"Another Year" is another impacting slice of life from indie filmmaker Mike Leigh. The most widely acclaimed English language picture at last summer's Cannes Film Festival, it also features a performance that has received some recognition from critics groups in the current awards season race toward Oscar. Lesley Manville is an underdog contender for her role as a pitiful creature named Mary, the unhappy single friend of a happy couple. Her rendering is as hard to forget as it is hard to watch.
'Another Year'
» Rating: 3 out of 5 stars |
» Stars: Lesley Manville, Jim Broadbent, Ruth Sheen |
» Director: Mike Leigh |
» Rated PG-13 for some language |
» Running time: 129 minutes |
Though less familiar to mainstream American audiences, art house patrons know the small-scale films of Leigh well. Usually the product of intensive, improvisational preparation with his actors, the output of the British writer-director includes a few of the most moving if modest character-focused dramas of the last two decades. "Secrets & Lies" (1996), "Topsy-Turvy" (1999) and "Vera Drake" (2004) are probably his best recognized ones in this country.

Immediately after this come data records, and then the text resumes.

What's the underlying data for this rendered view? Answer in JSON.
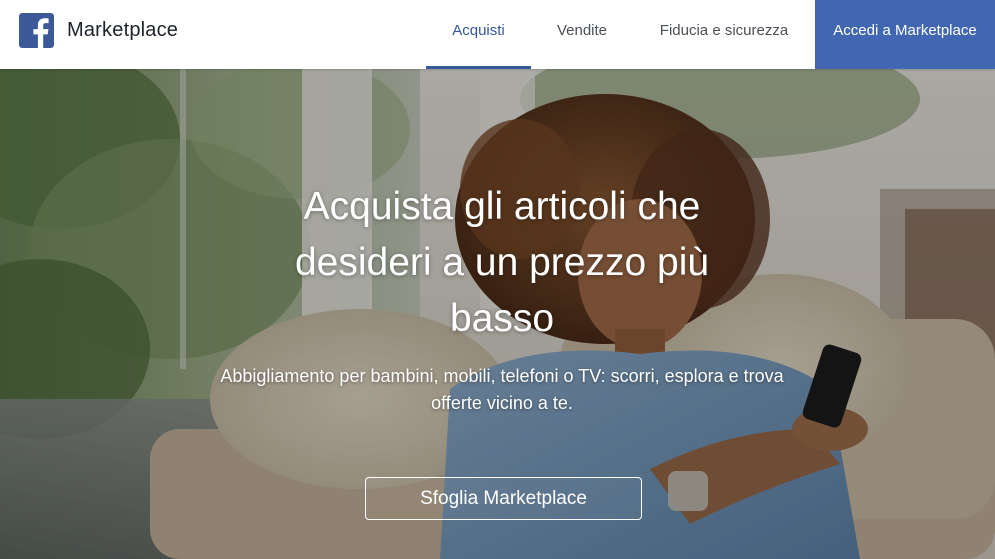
{
  "header": {
    "brand_name": "Marketplace",
    "logo_icon": "facebook-f-icon",
    "nav": [
      {
        "label": "Acquisti",
        "active": true
      },
      {
        "label": "Vendite",
        "active": false
      },
      {
        "label": "Fiducia e sicurezza",
        "active": false
      }
    ],
    "login_label": "Accedi a Marketplace"
  },
  "hero": {
    "title": "Acquista gli articoli che desideri a un prezzo più basso",
    "subtitle": "Abbigliamento per bambini, mobili, telefoni o TV: scorri, esplora e trova offerte vicino a te.",
    "cta_label": "Sfoglia Marketplace"
  },
  "colors": {
    "brand_blue": "#4267b2",
    "active_nav": "#365899",
    "nav_text": "#4b4f56",
    "hero_text": "#ffffff"
  }
}
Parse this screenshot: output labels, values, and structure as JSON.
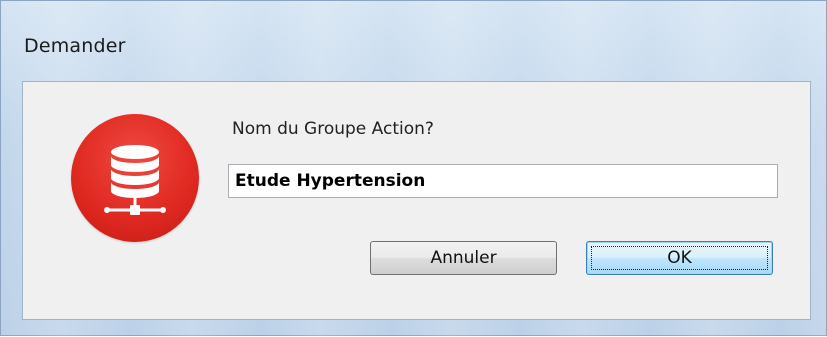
{
  "window": {
    "title": "Demander"
  },
  "dialog": {
    "icon": "database-network-icon",
    "prompt": "Nom du Groupe Action?",
    "input_value": "Etude Hypertension",
    "cancel_label": "Annuler",
    "ok_label": "OK"
  },
  "colors": {
    "icon_red": "#e02a22",
    "client_bg": "#f0f0f0",
    "titlebar_blue": "#c3d7ec"
  }
}
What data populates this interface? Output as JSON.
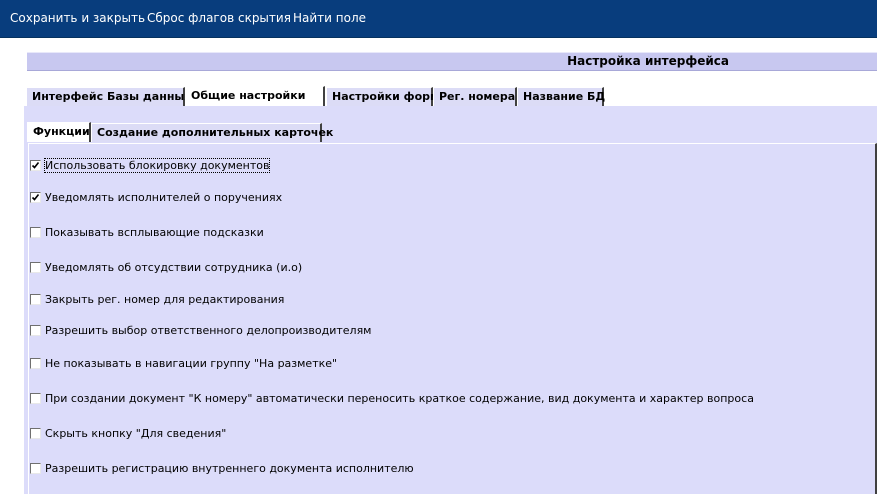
{
  "menu": {
    "save_close": "Сохранить и закрыть",
    "reset_flags": "Сброс флагов скрытия",
    "find_field": "Найти поле"
  },
  "title": "Настройка интерфейса",
  "tabs": [
    {
      "label": "Интерфейс Базы данных",
      "active": false
    },
    {
      "label": "Общие настройки",
      "active": true
    },
    {
      "label": "Настройки форм",
      "active": false
    },
    {
      "label": "Рег. номера",
      "active": false
    },
    {
      "label": "Название БД",
      "active": false
    }
  ],
  "subtabs": [
    {
      "label": "Функции",
      "active": true
    },
    {
      "label": "Создание дополнительных карточек",
      "active": false
    }
  ],
  "options": [
    {
      "label": "Использовать блокировку документов",
      "checked": true
    },
    {
      "label": "Уведомлять исполнителей о поручениях",
      "checked": true
    },
    {
      "label": "Показывать всплывающие подсказки",
      "checked": false
    },
    {
      "label": "Уведомлять об отсудствии сотрудника (и.о)",
      "checked": false
    },
    {
      "label": "Закрыть рег. номер для редактирования",
      "checked": false
    },
    {
      "label": "Разрешить выбор ответственного делопроизводителям",
      "checked": false
    },
    {
      "label": "Не показывать в навигации группу \"На разметке\"",
      "checked": false
    },
    {
      "label": "При создании документ \"К номеру\" автоматически переносить краткое содержание, вид документа и характер вопроса",
      "checked": false
    },
    {
      "label": "Скрыть кнопку \"Для сведения\"",
      "checked": false
    },
    {
      "label": "Разрешить регистрацию внутреннего документа исполнителю",
      "checked": false
    }
  ]
}
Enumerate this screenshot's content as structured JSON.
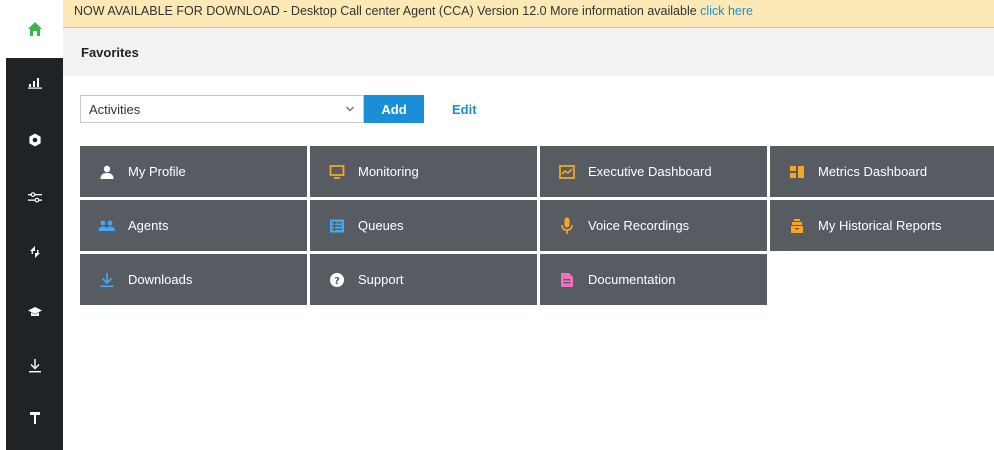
{
  "banner": {
    "text": "NOW AVAILABLE FOR DOWNLOAD - Desktop Call center Agent (CCA) Version 12.0 More information available ",
    "link": "click here"
  },
  "favorites": {
    "title": "Favorites"
  },
  "controls": {
    "select_value": "Activities",
    "add_label": "Add",
    "edit_label": "Edit"
  },
  "tiles": [
    {
      "label": "My Profile",
      "icon": "user-icon",
      "color": "#ffffff"
    },
    {
      "label": "Monitoring",
      "icon": "monitor-icon",
      "color": "#f5a623"
    },
    {
      "label": "Executive Dashboard",
      "icon": "chart-icon",
      "color": "#f5a623"
    },
    {
      "label": "Metrics Dashboard",
      "icon": "dashboard-icon",
      "color": "#f5a623"
    },
    {
      "label": "Agents",
      "icon": "agents-icon",
      "color": "#3fa9f5"
    },
    {
      "label": "Queues",
      "icon": "list-icon",
      "color": "#3fa9f5"
    },
    {
      "label": "Voice Recordings",
      "icon": "microphone-icon",
      "color": "#f5a623"
    },
    {
      "label": "My Historical Reports",
      "icon": "archive-icon",
      "color": "#f5a623"
    },
    {
      "label": "Downloads",
      "icon": "download-icon",
      "color": "#3fa9f5"
    },
    {
      "label": "Support",
      "icon": "help-icon",
      "color": "#ffffff"
    },
    {
      "label": "Documentation",
      "icon": "document-icon",
      "color": "#f06fc0"
    }
  ],
  "colors": {
    "sidebar": "#1f2326",
    "accent": "#1a8fd8",
    "home_icon": "#3db54a",
    "tile_bg": "#575c63",
    "banner_bg": "#fde9b5"
  }
}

"Another Year" fits right into his oeuvre. As in the majority of Leigh narratives, a little group of everyday British working people cope with life's often vexing challenges. Along an uneasy journey, at various times these folks can elicit from viewers empathy, ennui, sadness, indignation, bewilderment and amusement.

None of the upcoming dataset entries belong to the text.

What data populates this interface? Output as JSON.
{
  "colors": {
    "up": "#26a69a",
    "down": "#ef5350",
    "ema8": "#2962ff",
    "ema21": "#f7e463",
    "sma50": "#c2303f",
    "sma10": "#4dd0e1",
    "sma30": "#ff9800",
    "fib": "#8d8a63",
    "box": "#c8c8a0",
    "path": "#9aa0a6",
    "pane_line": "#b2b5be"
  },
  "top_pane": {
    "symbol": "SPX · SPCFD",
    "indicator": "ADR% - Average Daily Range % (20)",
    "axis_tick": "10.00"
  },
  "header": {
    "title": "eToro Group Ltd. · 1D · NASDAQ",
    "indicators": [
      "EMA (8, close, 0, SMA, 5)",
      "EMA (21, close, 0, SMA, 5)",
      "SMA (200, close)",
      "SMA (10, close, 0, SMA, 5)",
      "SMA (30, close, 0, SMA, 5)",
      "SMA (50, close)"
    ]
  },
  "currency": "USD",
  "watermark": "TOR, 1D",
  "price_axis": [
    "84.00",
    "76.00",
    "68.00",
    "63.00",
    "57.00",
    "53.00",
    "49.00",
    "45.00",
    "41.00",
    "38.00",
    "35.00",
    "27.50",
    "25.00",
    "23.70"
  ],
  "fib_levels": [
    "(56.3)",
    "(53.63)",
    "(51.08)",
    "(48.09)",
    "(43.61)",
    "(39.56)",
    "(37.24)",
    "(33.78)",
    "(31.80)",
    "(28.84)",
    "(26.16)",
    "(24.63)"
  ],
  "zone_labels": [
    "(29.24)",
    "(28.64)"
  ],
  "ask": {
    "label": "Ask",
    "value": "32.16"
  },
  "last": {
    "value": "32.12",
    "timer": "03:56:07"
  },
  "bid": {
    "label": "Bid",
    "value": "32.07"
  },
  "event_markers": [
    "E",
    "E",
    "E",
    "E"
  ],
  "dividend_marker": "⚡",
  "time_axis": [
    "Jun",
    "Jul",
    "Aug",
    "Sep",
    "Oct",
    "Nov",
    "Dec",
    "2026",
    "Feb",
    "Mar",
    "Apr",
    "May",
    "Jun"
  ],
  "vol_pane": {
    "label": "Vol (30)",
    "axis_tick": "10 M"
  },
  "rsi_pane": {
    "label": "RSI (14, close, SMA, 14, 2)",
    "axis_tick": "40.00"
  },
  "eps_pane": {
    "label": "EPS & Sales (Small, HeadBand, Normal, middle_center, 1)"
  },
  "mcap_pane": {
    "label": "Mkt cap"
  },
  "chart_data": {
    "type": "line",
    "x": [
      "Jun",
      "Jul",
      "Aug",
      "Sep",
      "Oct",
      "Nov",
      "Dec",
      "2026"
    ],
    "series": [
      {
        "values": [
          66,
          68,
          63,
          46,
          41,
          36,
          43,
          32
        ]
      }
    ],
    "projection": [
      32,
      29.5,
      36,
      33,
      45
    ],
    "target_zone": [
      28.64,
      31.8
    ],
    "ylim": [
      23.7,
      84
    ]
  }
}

Here you just want to keep saying, "Poor, poor Mary." A lonely, broke and increasingly alcoholic divorcee clings desperately to her friendship with what Bridget Jones would call smug marrieds, Gerri (Ruth Sheen) and Tom (Jim Broadbent).
Set in North London among fiftysomethings, the film unfolds over the course of a year as things get ever better for the blissful professional couple. Their grown son finally settles down with a lovely girlfriend, for instance. But things just get worse for Mary and the other dysfunctional people they seem to attract to their inner circle.

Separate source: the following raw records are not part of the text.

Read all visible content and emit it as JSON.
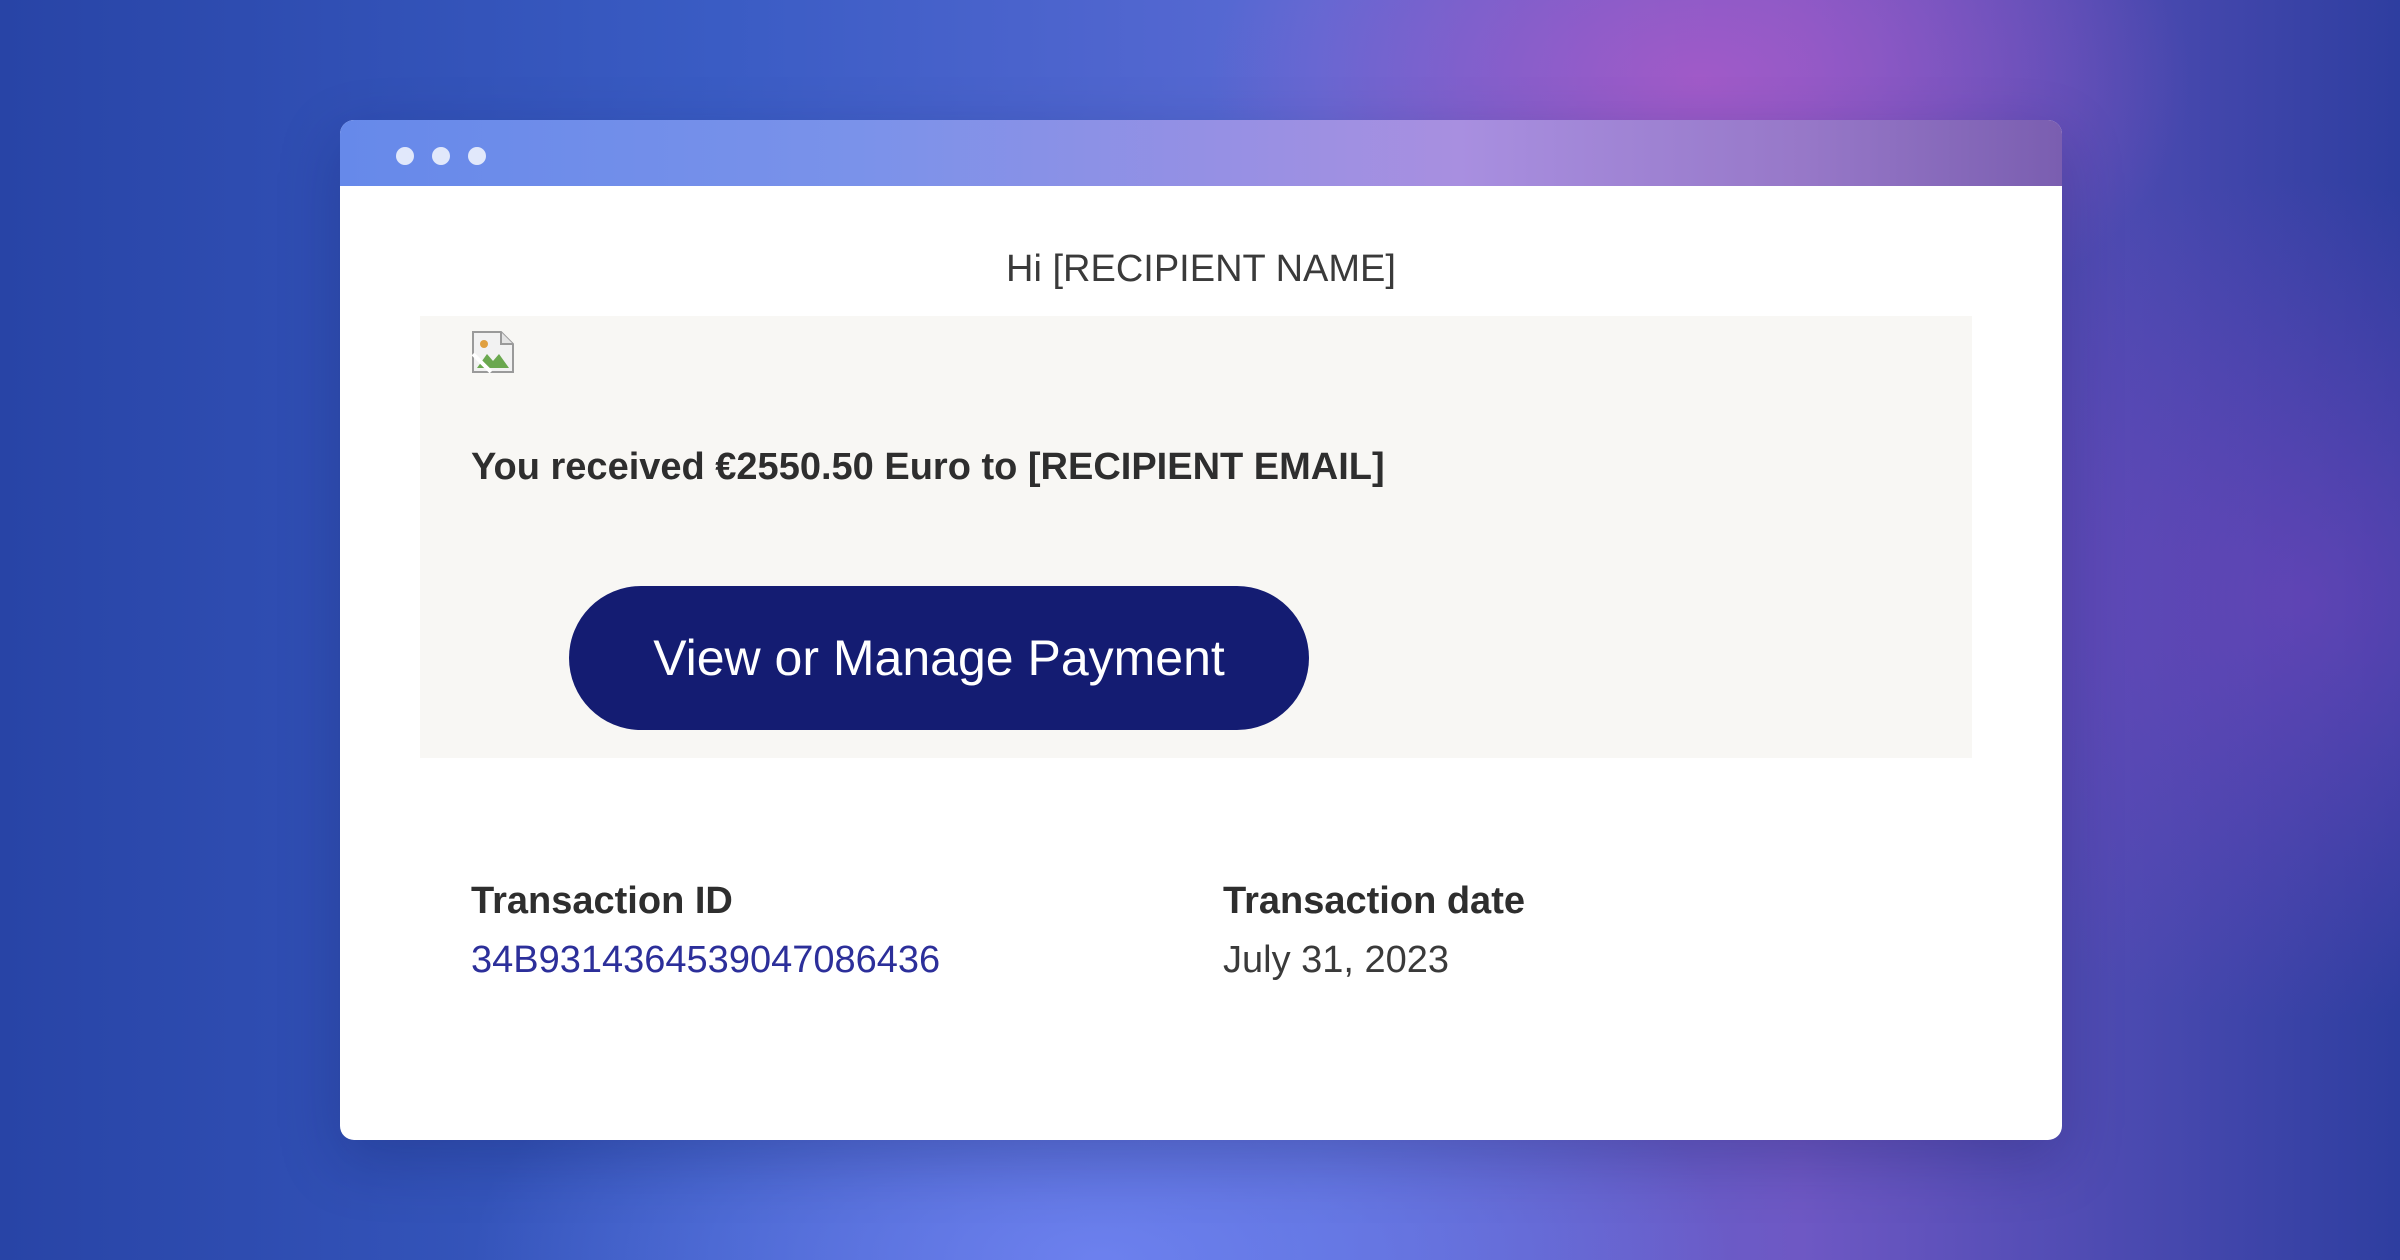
{
  "window": {
    "titlebar_dots": 3
  },
  "email": {
    "greeting": "Hi [RECIPIENT NAME]",
    "card": {
      "image_alt": "broken-image",
      "amount_text": "You received €2550.50 Euro to [RECIPIENT EMAIL]",
      "button_label": "View or Manage Payment"
    },
    "details": {
      "transaction_id_label": "Transaction ID",
      "transaction_id_value": "34B9314364539047086436",
      "transaction_date_label": "Transaction date",
      "transaction_date_value": "July 31, 2023"
    }
  },
  "colors": {
    "button_bg": "#141c72",
    "link": "#2c2f9a",
    "card_bg": "#f8f7f4"
  }
}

But why do they embrace the addicted, the grieving and the misanthropic? As pleasant and kind as Gerri and Tom are to the disenfranchised, they are exasperating. You have to wonder if they keep them around to feel superior and lucky by contrast.
Manville digs deep to communicate Mary's pain. As admirable as that is and as effectively as Leigh puts us inside a stripped-down movie experience, sometimes you have to ask yourself why you would want to be a fly on this wall. It's like a deglamorized reality show on some obscure hybrid cable channel somewhere way up the dial between the BBC and hell.